• Thu
  • Oct 3, 2013
  • Updated: 3:26am
BusinessCompanies
AVIATION

Budget airline Scoot to start Hong Kong-Singapore flights

The Singaporean carrier seeks to profit from the rising popularity of regional budget airlines

Thursday, 19 September, 2013, 4:01am

Scoot, a Singaporean long-haul low-cost carrier, will join the competitive Hong Kong-Singapore route from November, banking on the growing popularity of budget airlines in Asia.

The airline will compete with its parent Singapore Airlines and sister company Tigerair on this route, alongside Cathay Pacific Airways and United Airlines. The leg is already served by five carriers with more than 20 return services a day.

"We have had the same situation on the Singapore-Bangkok and Singapore-Sydney routes where we are doing quite well," Scoot chief executive Campbell Wilson said yesterday.

Hong Kong has long been on the radar but Scoot has to wait until the arrival of its sixth Boeing 777 plane in November to kick off the service.

Scoot will operate an early-morning flight from Hong Kong to Singapore and return with a red-eye flight from November 15. The indicative airfare for the new service is HK$750 per trip, which Scoot says is 70 per cent cheaper than full-service carriers and 30 per cent lower than other low-cost carriers.

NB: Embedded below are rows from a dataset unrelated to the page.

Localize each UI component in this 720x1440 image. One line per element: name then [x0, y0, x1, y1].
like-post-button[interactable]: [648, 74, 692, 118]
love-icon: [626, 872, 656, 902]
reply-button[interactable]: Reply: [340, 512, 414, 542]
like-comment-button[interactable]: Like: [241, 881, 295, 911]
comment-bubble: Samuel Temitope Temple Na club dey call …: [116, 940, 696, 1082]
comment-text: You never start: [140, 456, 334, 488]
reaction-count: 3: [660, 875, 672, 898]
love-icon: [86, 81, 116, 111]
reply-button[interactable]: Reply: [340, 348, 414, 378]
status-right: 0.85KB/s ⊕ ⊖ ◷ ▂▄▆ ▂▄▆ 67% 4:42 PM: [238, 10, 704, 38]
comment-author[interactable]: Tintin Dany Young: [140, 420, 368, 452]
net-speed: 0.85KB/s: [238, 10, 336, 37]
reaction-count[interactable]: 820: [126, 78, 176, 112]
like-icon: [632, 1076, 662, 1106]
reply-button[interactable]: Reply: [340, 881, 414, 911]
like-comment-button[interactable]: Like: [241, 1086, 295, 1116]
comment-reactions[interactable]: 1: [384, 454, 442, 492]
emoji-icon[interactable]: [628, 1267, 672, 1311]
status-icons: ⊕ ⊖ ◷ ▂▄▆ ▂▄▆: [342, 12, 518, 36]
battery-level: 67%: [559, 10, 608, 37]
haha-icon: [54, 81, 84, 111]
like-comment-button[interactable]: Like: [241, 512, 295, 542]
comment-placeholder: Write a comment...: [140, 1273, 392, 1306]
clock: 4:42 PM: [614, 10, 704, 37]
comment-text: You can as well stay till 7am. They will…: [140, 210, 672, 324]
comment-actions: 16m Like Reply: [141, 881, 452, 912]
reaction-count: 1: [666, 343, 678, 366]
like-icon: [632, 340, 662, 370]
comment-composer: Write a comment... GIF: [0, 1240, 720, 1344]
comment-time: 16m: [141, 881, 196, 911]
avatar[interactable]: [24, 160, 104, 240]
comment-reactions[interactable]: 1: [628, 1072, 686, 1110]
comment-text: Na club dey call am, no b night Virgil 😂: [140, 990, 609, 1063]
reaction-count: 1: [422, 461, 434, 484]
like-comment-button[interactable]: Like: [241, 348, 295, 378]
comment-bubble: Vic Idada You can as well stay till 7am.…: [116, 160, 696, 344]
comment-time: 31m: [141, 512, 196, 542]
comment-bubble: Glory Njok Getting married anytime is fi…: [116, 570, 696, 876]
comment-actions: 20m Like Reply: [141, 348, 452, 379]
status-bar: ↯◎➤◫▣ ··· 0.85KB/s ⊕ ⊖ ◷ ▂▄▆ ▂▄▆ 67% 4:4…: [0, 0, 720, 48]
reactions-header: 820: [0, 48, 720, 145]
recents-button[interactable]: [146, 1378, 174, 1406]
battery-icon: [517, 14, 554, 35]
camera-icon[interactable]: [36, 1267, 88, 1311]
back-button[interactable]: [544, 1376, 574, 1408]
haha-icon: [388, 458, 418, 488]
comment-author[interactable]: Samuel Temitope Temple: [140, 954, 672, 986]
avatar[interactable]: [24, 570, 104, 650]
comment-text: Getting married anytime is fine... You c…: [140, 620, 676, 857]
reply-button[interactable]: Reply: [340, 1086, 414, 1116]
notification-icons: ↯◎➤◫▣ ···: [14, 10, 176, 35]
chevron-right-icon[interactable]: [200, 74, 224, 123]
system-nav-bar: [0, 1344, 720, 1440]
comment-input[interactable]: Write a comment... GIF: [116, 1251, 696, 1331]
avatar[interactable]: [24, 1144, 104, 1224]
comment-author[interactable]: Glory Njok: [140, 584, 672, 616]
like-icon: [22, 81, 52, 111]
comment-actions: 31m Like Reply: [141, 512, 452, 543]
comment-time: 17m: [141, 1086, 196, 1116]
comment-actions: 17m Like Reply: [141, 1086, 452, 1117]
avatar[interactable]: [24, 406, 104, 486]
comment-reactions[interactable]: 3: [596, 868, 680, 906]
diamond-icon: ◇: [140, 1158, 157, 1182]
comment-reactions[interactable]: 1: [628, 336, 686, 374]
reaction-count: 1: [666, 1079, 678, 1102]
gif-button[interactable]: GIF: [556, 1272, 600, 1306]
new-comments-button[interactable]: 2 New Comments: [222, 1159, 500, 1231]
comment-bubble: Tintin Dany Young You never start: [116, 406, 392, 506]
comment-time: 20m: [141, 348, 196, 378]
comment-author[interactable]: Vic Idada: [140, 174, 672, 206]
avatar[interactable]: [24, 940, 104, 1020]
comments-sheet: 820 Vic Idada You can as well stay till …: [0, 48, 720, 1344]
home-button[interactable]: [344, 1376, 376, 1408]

The promotional fares would be even lower, depending on the number of clicks that their Facebook website is able to register from Hong Kong.

The percentage of seats sold is expected to be 80 per cent on the route.

The low-cost carrier expects 15 to 20 per cent of passengers from Hong Kong to fly via Singapore to 50 other destinations in the Scoot network and its partners Tigerair and Singapore Airlines. It expects to fly beyond Hong Kong to some unspecified Japanese cities under the fifth freedom air rights granted by the authorities.

Scoot is now operating five Boeing 777-200s to 11 cities in mainland China and Australia, along with Tokyo and Seoul via Taiwan as well as Bangkok.

By 2015, it will take delivery of 11 B787s and replace all of the B777s, which now have an average age of 15 years. The new aircraft would burn 25 per cent less fuel per seat than the 777.

Fuel accounts for half of its operating costs. The new aircraft, each with 320 to 350 seats compared with 402 seats in the old aircraft, will help the company become profitable. But Wilson declined to say when the company expected to return profits.